As he neared the boat-slip Keble saw that Louise had set up a deck chair in a sunny patch before the cabin, and had installed Dare in it. It was his first glimpse of Dare in several weeks and he was shocked at the wasted face that appeared above the rugs. For the first time he had some inkling of what the other man had been through, and a wave of compassion and affection surged through him.

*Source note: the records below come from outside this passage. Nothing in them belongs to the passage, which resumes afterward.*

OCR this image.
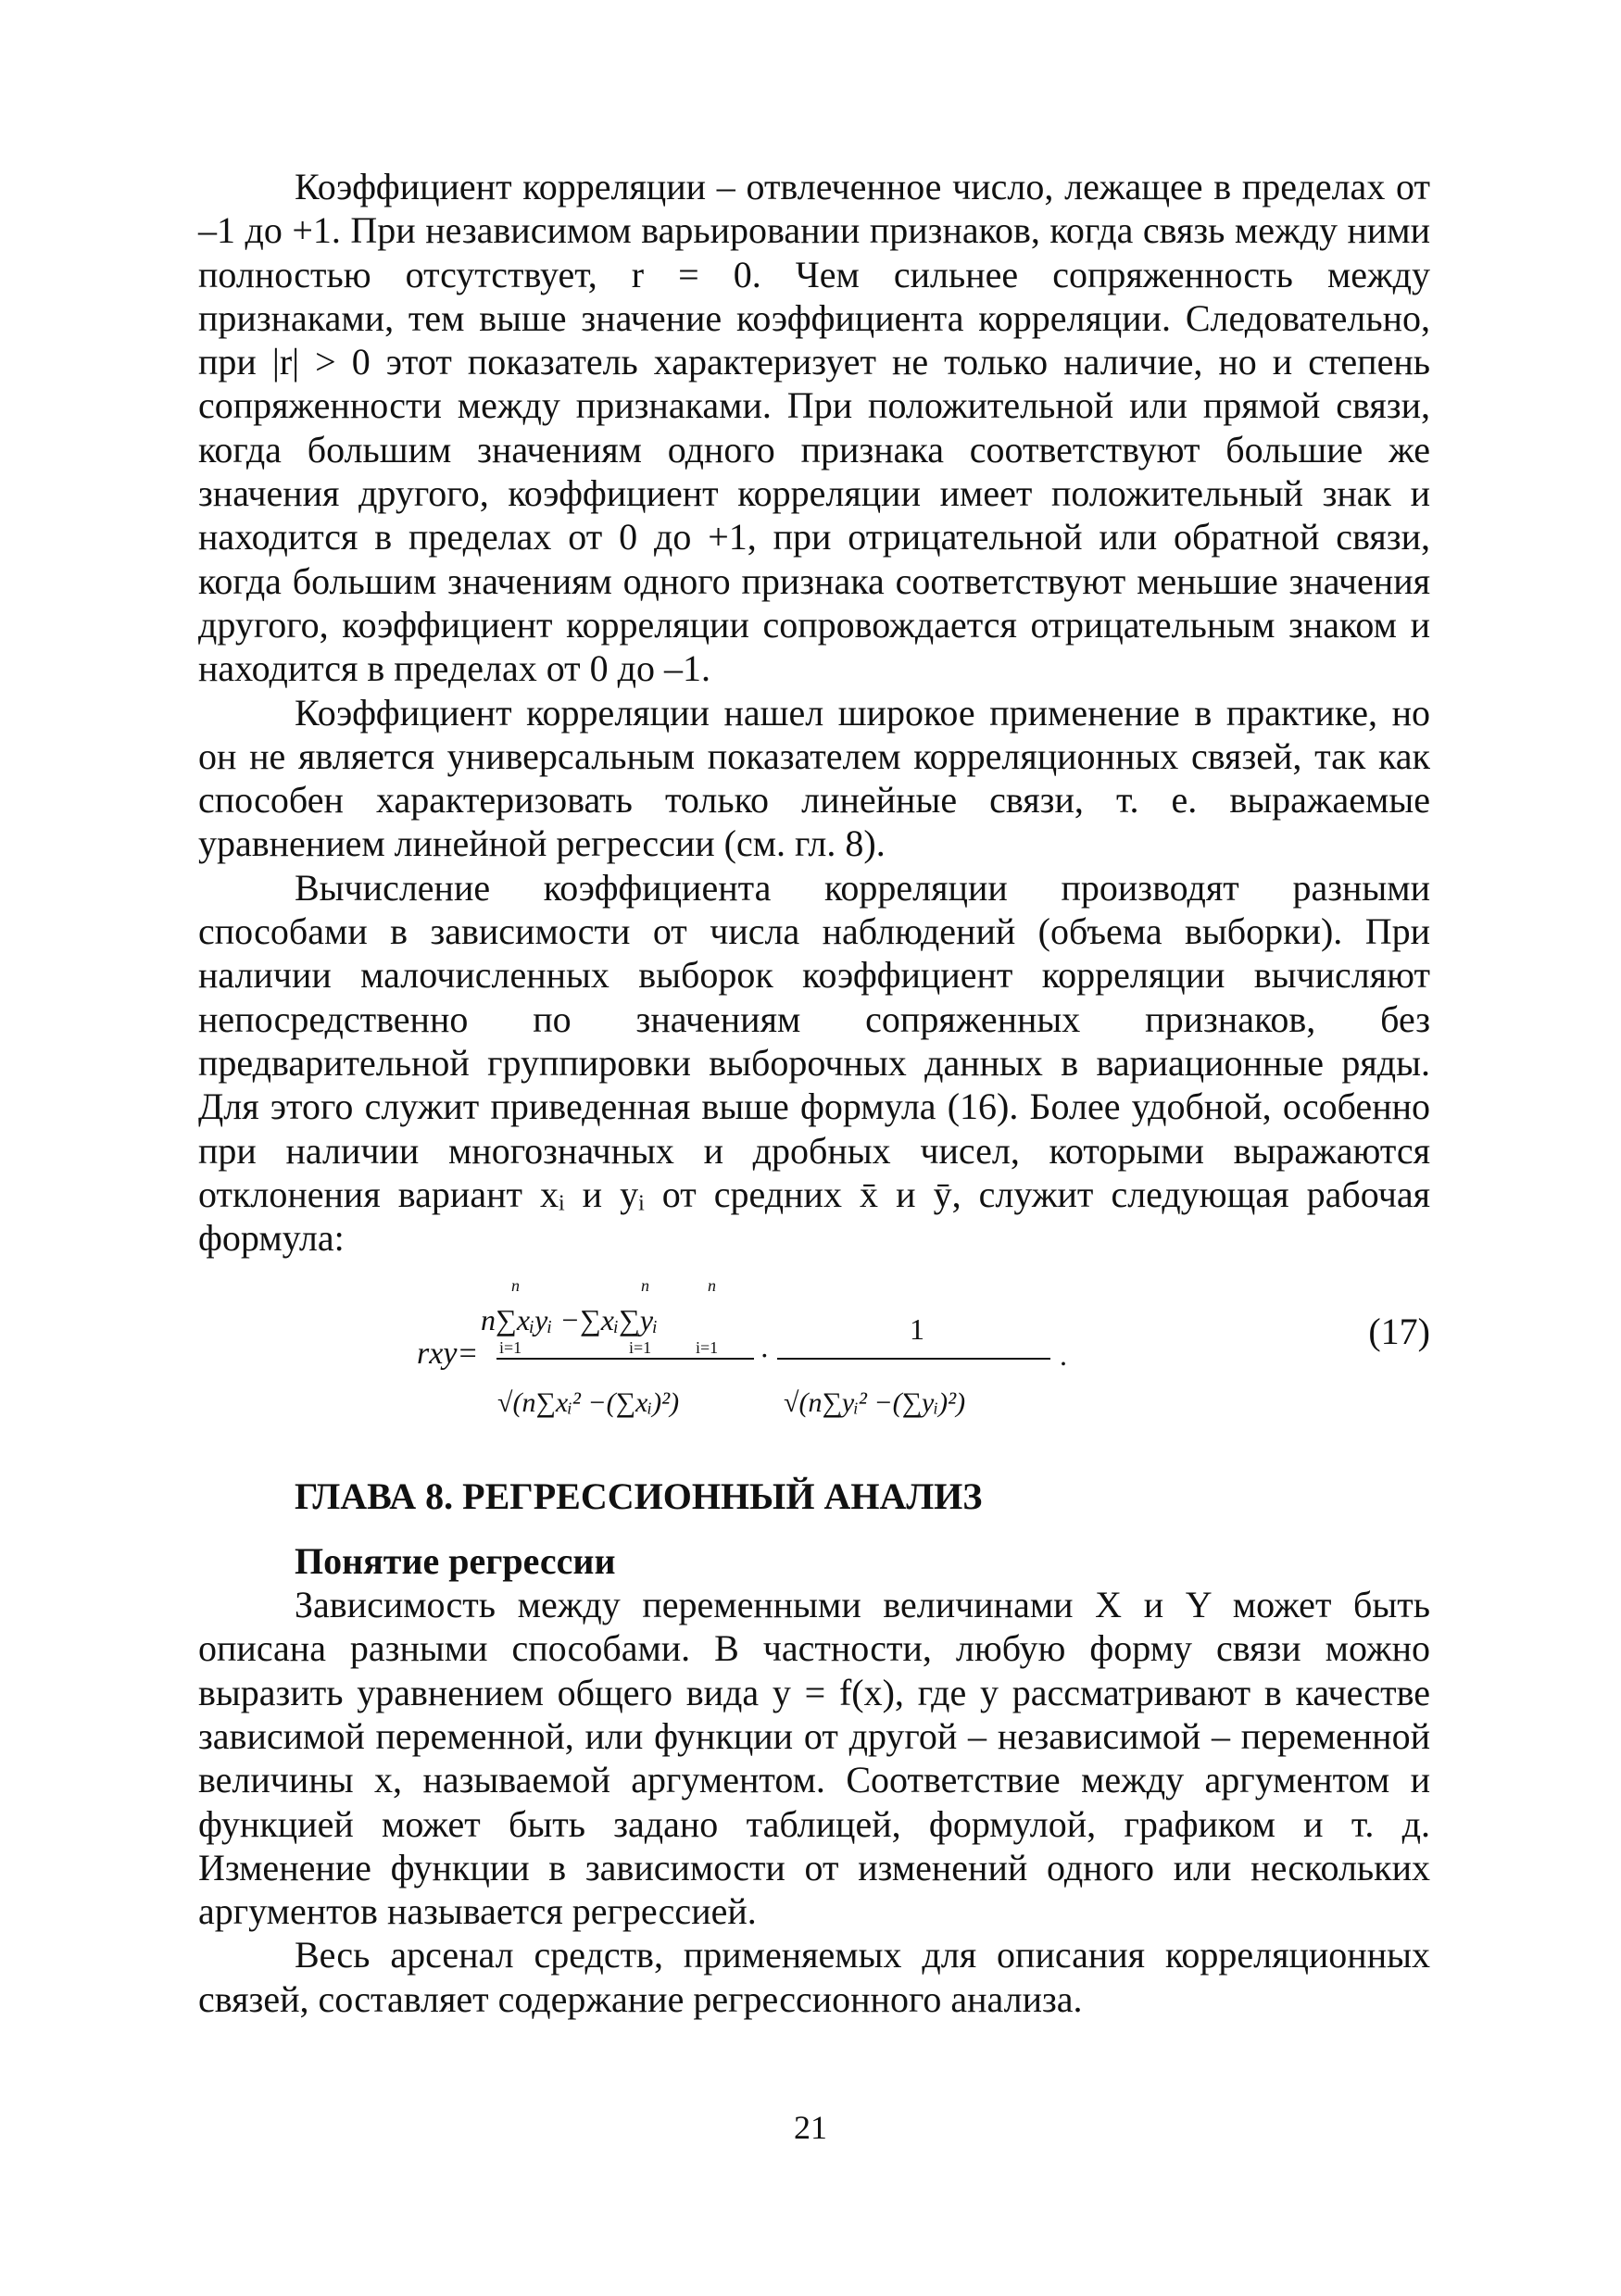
Коэффициент корреляции – отвлеченное число, лежащее в пределах от –1 до +1. При независимом варьировании признаков, когда связь между ними полностью отсутствует, r = 0. Чем сильнее сопряженность между признаками, тем выше значение коэффициента корреляции. Следовательно, при |r| > 0 этот показатель характеризует не только наличие, но и степень сопряженности между признаками. При положительной или прямой связи, когда большим значениям одного признака соответствуют большие же значения другого, коэффициент корреляции имеет положительный знак и находится в пределах от 0 до +1, при отрицательной или обратной связи, когда большим значениям одного признака соответствуют меньшие значения другого, коэффициент корреляции сопровождается отрицательным знаком и находится в пределах от 0 до –1.

Коэффициент корреляции нашел широкое применение в практике, но он не является универсальным показателем корреляционных связей, так как способен характеризовать только линейные связи, т. е. выражаемые уравнением линейной регрессии (см. гл. 8).

Вычисление коэффициента корреляции производят разными способами в зависимости от числа наблюдений (объема выборки). При наличии малочисленных выборок коэффициент корреляции вычисляют непосредственно по значениям сопряженных признаков, без предварительной группировки выборочных данных в вариационные ряды. Для этого служит приведенная выше формула (16). Более удобной, особенно при наличии многозначных и дробных чисел, которыми выражаются отклонения вариант xᵢ и yᵢ от средних x̄ и ȳ, служит следующая рабочая формула:

rxy=
n
i=1
n
i=1
n
i=1
n∑xᵢyᵢ −∑xᵢ∑yᵢ
√(n∑xᵢ² −(∑xᵢ)²)
·
1
√(n∑yᵢ² −(∑yᵢ)²)
.
(17)
ГЛАВА 8. РЕГРЕССИОННЫЙ АНАЛИЗ
Понятие регрессии

Зависимость между переменными величинами X и Y может быть описана разными способами. В частности, любую форму связи можно выразить уравнением общего вида y = f(x), где y рассматривают в качестве зависимой переменной, или функции от другой – независимой – переменной величины x, называемой аргументом. Соответствие между аргументом и функцией может быть задано таблицей, формулой, графиком и т. д. Изменение функции в зависимости от изменений одного или нескольких аргументов называется регрессией.

Весь арсенал средств, применяемых для описания корреляционных связей, составляет содержание регрессионного анализа.

21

Louise was sitting at Dare’s side, and they were talking quietly, intimately. Although there was almost a life and death contrast between the two, Keble was no longer blind to the fact that his wife had worn herself to a dangerous margin, and while he could approve of her act, in the sense in which Aunt Denise approved of it, he could not, like Aunt Denise, look on unmoved. Something in the languor of the scene, something in the intimacy which seemed to unite the two, aroused a throbbing ache within him. Like Miriam he had felt futile in the face of this struggle, and now he almost envied Dare the suffering that had opened to him a secret garden. He paid blind tribute to whatever force in Dare,—a force transcending mere personality,—awakened in Louise a spirit that he had never been able to evoke. “I blunder and obtain forgiveness,” he reflected, “while Dare is right, and pays terrific penalties.”

Louise came to the end of the jetty to meet him, and they talked about Dare’s first day outside the improvised hospital.

“Only for an hour,” she said. “Then he has to go back. But it marks the beginning of a new era.”

Keble would not let himself speculate on the nature of the new era. “And you can soon rest,” he said. “Be very careful now. This is the most dangerous time of all for you.”

She waved away the fear. “Who are those men on the terrace?”

Keble explained their mission. “I’d like you to decide for me.”

She remembered an occasion when Keble had wished her to decide upon decorations for the Castle, and she had hurt him by her indifference.